Last week my son was sick. This was no runny nose situation. He had hand, foot, and mouth. It sounds like a pioneer-times disease…and if you aren’t familiar, consider yourself #blessed. I won’t scare you off by sharing details – that’s why God gave us Google.
I held my little boy. His usually wiggly body lay still. His lungs that usually burst out in song were quiet. His hands that are usually searching for mischief were at his side. My poor boy was sick. The baby was asleep in his crib, so I sat in the big, cozy rocking chair with my little boy. To hold my little boy. To hold him with both hands.
I had this moment where I had him completely wrapped up in my arms – and I was completely overcome with my love for him. I gently squeezed his little sick body as if to transfer my love to him. To show him how much his mommy cared for him. To let him know that I was there to take care of him. Of course he did not realize all this was going on – all he knew was that he was getting time with mommy. And it was especially special because it was two-handed time.

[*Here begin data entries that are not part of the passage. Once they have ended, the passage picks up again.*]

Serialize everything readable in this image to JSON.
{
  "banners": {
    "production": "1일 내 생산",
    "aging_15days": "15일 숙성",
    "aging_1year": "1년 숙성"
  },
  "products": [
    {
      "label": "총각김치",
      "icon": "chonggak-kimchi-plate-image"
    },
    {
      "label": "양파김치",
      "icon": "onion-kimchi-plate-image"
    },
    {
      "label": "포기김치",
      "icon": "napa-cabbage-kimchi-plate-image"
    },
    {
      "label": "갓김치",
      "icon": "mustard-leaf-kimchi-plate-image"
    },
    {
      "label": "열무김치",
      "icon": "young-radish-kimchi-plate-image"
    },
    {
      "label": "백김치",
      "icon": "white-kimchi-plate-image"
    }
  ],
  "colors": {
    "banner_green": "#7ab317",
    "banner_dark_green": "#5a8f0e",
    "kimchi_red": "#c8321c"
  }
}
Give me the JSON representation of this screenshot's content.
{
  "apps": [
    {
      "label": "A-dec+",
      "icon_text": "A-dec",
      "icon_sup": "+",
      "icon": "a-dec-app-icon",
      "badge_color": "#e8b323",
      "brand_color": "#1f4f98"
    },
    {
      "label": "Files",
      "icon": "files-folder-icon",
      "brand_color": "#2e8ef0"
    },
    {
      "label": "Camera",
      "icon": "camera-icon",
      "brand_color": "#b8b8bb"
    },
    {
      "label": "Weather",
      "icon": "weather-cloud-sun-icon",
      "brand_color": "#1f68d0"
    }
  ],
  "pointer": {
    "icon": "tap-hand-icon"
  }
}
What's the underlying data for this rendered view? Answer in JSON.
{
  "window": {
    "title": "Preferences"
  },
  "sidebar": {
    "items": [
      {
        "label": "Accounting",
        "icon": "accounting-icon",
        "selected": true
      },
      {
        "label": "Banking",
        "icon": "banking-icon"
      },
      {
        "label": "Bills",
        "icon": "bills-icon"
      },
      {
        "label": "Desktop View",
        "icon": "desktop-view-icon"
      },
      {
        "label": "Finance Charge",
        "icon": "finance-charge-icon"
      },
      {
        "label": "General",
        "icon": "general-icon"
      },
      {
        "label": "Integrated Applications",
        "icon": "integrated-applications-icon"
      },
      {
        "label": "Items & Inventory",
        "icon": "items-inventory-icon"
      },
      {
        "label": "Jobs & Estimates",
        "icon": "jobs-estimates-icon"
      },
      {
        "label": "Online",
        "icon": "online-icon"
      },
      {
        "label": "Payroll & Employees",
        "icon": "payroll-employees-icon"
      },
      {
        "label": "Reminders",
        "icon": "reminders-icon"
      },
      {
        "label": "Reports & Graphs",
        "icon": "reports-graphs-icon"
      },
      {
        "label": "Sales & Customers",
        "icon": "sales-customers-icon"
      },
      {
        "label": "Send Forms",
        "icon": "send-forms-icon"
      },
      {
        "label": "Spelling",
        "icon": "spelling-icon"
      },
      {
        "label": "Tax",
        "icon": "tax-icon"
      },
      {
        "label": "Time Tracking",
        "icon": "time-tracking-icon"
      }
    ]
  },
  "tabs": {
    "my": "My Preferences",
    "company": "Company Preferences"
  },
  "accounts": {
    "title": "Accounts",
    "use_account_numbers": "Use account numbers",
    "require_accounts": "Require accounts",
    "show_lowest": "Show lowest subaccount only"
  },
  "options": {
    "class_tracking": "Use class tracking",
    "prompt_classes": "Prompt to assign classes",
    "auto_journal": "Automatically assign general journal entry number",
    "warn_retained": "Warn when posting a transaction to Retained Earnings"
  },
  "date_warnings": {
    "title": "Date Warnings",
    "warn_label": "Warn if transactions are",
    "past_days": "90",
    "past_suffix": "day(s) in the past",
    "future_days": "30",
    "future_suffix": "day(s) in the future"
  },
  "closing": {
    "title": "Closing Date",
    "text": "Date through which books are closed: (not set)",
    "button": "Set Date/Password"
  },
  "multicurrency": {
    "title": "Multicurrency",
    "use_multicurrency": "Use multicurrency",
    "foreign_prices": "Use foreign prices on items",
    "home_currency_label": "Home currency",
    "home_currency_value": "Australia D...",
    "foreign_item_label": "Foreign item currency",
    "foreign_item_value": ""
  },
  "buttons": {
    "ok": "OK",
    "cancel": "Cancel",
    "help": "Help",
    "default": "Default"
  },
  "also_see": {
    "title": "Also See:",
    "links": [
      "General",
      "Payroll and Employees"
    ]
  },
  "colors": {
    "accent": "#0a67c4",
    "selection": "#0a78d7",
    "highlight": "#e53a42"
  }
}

You see…when I was sitting there, I had a realization. Ever since we introduced a new baby to our family a few months ago, I rarely got two-handed time with my little boy.

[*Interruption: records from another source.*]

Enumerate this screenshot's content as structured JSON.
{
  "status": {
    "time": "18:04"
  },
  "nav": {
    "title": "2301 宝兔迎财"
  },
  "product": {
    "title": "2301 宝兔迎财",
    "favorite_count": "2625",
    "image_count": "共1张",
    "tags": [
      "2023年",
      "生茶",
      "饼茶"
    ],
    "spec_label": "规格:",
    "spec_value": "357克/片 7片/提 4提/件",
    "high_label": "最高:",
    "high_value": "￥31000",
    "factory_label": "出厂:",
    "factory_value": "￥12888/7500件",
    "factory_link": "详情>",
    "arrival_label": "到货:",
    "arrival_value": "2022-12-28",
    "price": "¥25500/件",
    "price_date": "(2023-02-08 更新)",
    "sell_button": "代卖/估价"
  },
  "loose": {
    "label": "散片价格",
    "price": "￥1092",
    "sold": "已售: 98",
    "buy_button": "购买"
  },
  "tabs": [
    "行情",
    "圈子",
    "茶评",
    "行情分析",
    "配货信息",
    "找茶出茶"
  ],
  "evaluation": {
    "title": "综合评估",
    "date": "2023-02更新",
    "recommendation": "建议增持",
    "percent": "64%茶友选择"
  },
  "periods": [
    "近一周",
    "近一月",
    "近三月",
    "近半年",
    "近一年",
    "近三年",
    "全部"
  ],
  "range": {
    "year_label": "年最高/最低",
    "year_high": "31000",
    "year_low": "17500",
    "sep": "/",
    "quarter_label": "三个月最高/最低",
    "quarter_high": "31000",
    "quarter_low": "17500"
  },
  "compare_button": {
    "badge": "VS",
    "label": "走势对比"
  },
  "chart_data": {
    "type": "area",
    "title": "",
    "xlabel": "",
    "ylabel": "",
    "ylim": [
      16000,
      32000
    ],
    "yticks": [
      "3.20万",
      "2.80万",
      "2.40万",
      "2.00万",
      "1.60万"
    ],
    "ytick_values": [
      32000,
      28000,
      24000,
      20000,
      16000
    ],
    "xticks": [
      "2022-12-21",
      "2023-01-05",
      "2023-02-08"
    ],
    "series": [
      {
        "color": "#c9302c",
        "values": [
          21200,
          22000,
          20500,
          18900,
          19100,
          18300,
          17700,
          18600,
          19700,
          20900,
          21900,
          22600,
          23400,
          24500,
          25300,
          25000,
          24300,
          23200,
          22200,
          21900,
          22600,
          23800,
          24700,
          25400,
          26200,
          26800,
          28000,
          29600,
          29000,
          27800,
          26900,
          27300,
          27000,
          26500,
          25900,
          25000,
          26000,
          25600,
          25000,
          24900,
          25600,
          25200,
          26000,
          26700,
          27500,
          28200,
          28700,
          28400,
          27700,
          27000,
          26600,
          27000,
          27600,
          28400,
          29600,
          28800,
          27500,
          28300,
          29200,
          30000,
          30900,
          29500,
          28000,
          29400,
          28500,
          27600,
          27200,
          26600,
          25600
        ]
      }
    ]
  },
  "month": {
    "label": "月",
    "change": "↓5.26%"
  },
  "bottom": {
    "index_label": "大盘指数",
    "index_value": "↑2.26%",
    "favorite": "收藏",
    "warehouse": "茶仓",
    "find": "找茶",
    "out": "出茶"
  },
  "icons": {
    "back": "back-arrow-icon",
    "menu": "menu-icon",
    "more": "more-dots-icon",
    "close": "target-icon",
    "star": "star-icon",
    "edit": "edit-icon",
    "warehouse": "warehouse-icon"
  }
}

Here is what it has looked like…
When we got home from the hospital, the baby needed me all.the.time. For feeding. For rocking. For ten poopy diapers each day. For everything. My big boy got very little time – almost no hands on him.

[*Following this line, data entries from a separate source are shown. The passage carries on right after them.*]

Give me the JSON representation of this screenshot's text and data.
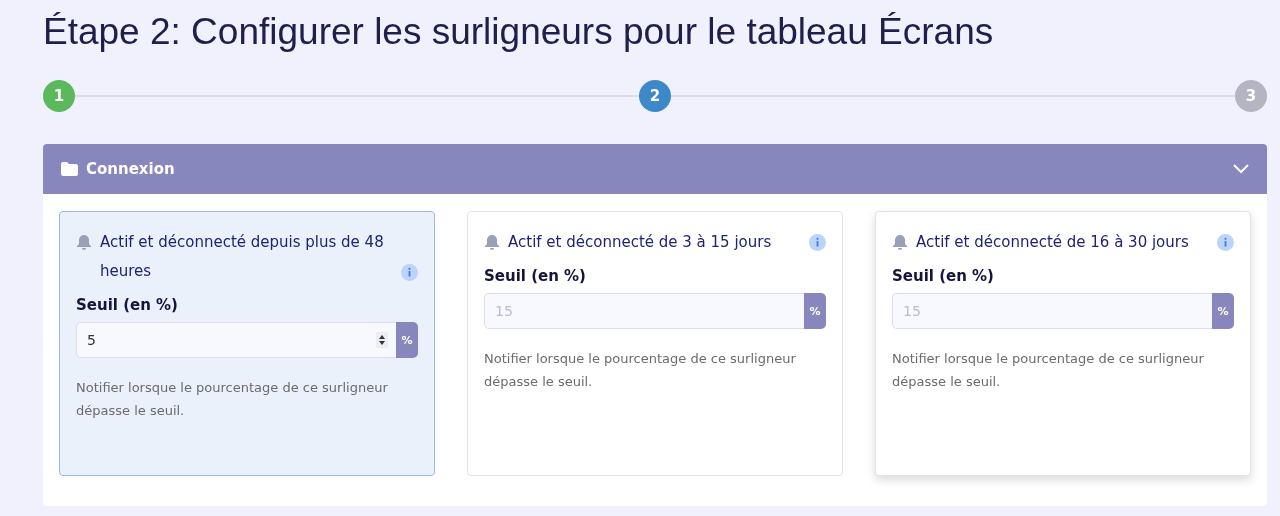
{
  "title": "Étape 2: Configurer les surligneurs pour le tableau Écrans",
  "steps": [
    {
      "label": "1",
      "completed": true,
      "selected": false
    },
    {
      "label": "2",
      "completed": false,
      "selected": true
    },
    {
      "label": "3",
      "completed": false,
      "selected": false
    }
  ],
  "section": {
    "title": "Connexion",
    "expanded": true,
    "cards": [
      {
        "title": "Actif et déconnecté depuis plus de 48 heures",
        "selected": true,
        "elevated": false,
        "field_label": "Seuil (en %)",
        "value": "5",
        "unit": "%",
        "help": "Notifier lorsque le pourcentage de ce surligneur dépasse le seuil."
      },
      {
        "title": "Actif et déconnecté de 3 à 15 jours",
        "selected": false,
        "elevated": false,
        "field_label": "Seuil (en %)",
        "placeholder": "15",
        "unit": "%",
        "help": "Notifier lorsque le pourcentage de ce surligneur dépasse le seuil."
      },
      {
        "title": "Actif et déconnecté de 16 à 30 jours",
        "selected": false,
        "elevated": true,
        "field_label": "Seuil (en %)",
        "placeholder": "15",
        "unit": "%",
        "help": "Notifier lorsque le pourcentage de ce surligneur dépasse le seuil."
      }
    ]
  }
}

As baby got a little older, and I was able to hold him in one arm, my boy got some one handed time. Some short-lived back rubs. A ton of high fives. An occasional moment when mommy held the baby and the boy at the same time.
But not a lot of two-handed time. Not a lot of extended hugs that last and last. Not a lot of snuggles in the rocking chair.
And as I thought through this, my heart broke for my boy.
So as I sat there holding my boy with both hands, I realized how much I missed him. How much I missed our time together. Just us.
And I promised him more two-handed time. For him. For me.